Par ailleurs nous sommes soumis
à des pouvoirs dans la famille, l’entreprise, la vie sociale : les règles du
savoir-vivre, les exigences de l’organisation, la réglementation nous entourent
d’un réseau de contraintes nécessaires à la vie en société mais souvent implicites et parfois capricieuses. A chaque instant nous risquons
de les enfreindre et d’en subir la sanction.
* *
Chacun de nous est porteur des potentialités illimitées que
comporte la nature humaine. Mais par ailleurs chacun subit les contraintes de
son destin particulier, de son individualité concrète. Il en résulte une
souffrance, le « mal métaphysique », qui est le propre de la condition humaine.
Il suffit de lire des
biographies, ou d’observer ceux qui nous entourent, pour voir que
devant cette souffrance nous sommes tous égaux : l’empereur est sur le même pied que
l’esclave, celui « qui a réussi » sur le même pied que le « raté ». Quelle que
soit en effet une « réussite », elle ne comble pas l’écart qui sépare la
réalisation individuelle, inévitablement limitée, de l’illimité potentiel auquel
il aura fallu renoncer. Cette souffrance propre à notre condition, le sage apprend
à vivre avec elle : à défaut de la supprimer, il l’assume.
* *
Le prisonnier, qu’il s’agisse
d’un prisonnier de guerre ou de droit commun, est une allégorie vivante de la
condition humaine. Les murs et le règlement de la prison, les caprices qu’il
subit, sont comme une matérialisation de notre prison mentale et des pouvoirs
auxquels nous sommes soumis. Dans la mesure où il est entravé, privé de moyens
d’action, soumis au bon vouloir de ses gardiens, il est réduit à sa seule
humanité, cette humanité qu’il possède entièrement et qu’il partage avec chacun
de nous. Dans cette même mesure, et quelles que soient les fautes qu’il a pu
commettre, il est revêtu de la même innocence que le petit enfant : sa personne
est sacrée.
Il ne s’agit pas ici de bons
sentiments mais de pure, simple et ferme logique. Je sais que certains
détenus avaient commis des actes odieux et, relâchés, récidiveraient
peut-être. Je sais que certains d'entre eux reproduisent en prison les rapports de
force et les privilèges dont ils avaient pris l’habitude auparavant. Je n’idéalise
donc pas les
prisonniers, pas plus que je ne diabolise leurs gardiens. Mais je le répète :
dans la mesure où le prisonnier ne peut pas se défendre contre la
force, sa personne est sacrée.
* *
Quittons la métaphysique pour
la morale, terrain plus familier. Nous convenons tous en principe que celui qui abuse de sa
force contre une personne sans défense est un lâche : si le prisonnier est sans
défense, celui qui le maltraite est donc un lâche.

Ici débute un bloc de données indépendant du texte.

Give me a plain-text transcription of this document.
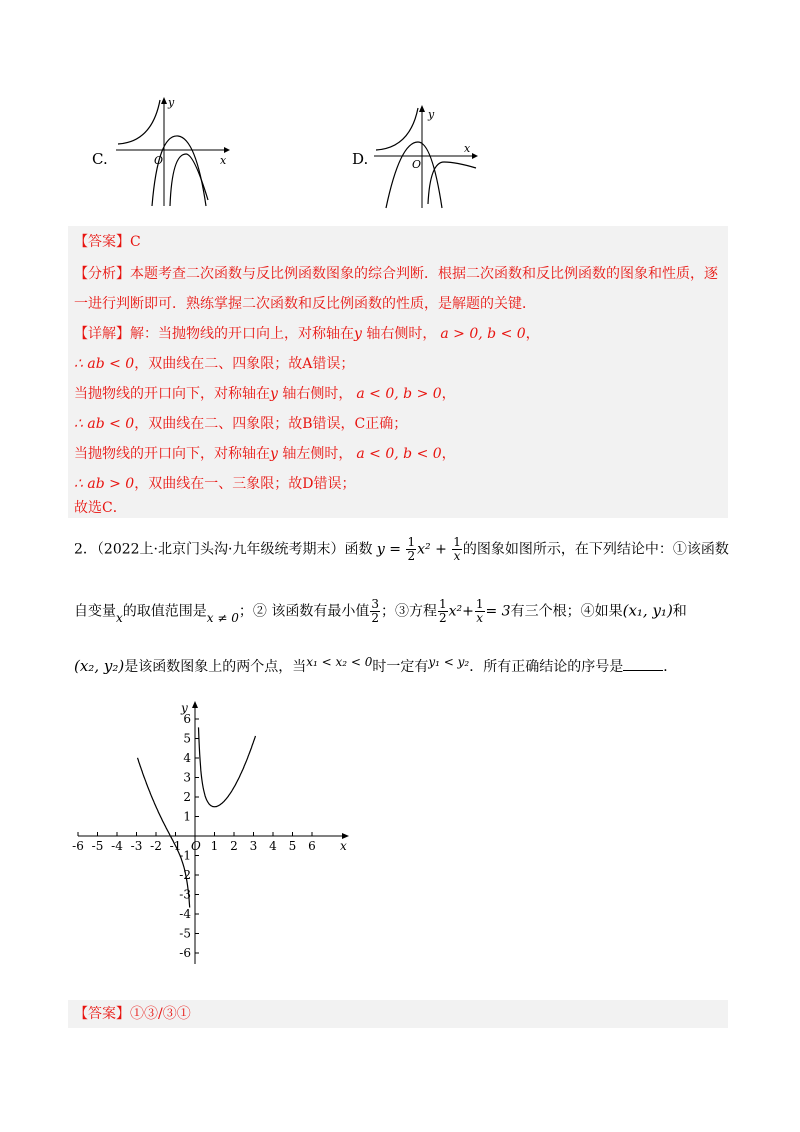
C.
y
x
O	D.
y
x
O
【答案】C
【分析】本题考查二次函数与反比例函数图象的综合判断．根据二次函数和反比例函数的图象和性质，逐
一进行判断即可．熟练掌握二次函数和反比例函数的性质，是解题的关键．
【详解】解：当抛物线的开口向上，对称轴在y 轴右侧时， a > 0, b < 0，
∴ ab < 0，双曲线在二、四象限；故A错误；
当抛物线的开口向下，对称轴在y 轴右侧时， a < 0, b > 0，
∴ ab < 0，双曲线在二、四象限；故B错误，C正确；
当抛物线的开口向下，对称轴在y 轴左侧时， a < 0, b < 0，
∴ ab > 0，双曲线在一、三象限；故D错误；
故选C．
2．（2022上·北京门头沟·九年级统考期末）函数 $y = \frac{1}{2} x^2 + \frac{1}{x}$ 的图象如图所示，在下列结论中：①该函数
自变量x的取值范围是x ≠ 0；② 该函数有最小值 $\frac{3}{2}$ ；③方程 $\frac{1}{2} x^2+ \frac{1}{x} = 3$有三个根；④如果(x₁, y₁)和
(x₂, y₂)是该函数图象上的两个点，当x₁ < x₂ < 0时一定有y₁ < y₂．所有正确结论的序号是	．
x
y
O
-6 -5 -4 -3 -2 -1 1 2 3 4 5 6
6
5
4
3
2
1
-1
-2
-3
-4
-5
-6
【答案】①③/③①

Admettons, par hypothèse, qu’il
soit non seulement commode mais équitable de sanctionner par la prison certains
crimes ou délits. On ne devra cependant jamais accepter que l’entrave mise ainsi à la liberté de
mouvement soit aggravée par des humiliations, le manque d’hygiène, la soumission
à l’arbitraire et à la violence.
De cette violence, des
magistrats prennent cependant leur parti. Ainsi le juge Halphen a observé, sans
que cela ne l’incite semble-t-il à agir, qu’au commissariat de police de Dreux les gens en
garde à vue étaient « attachés nus au radiateur et frappés ».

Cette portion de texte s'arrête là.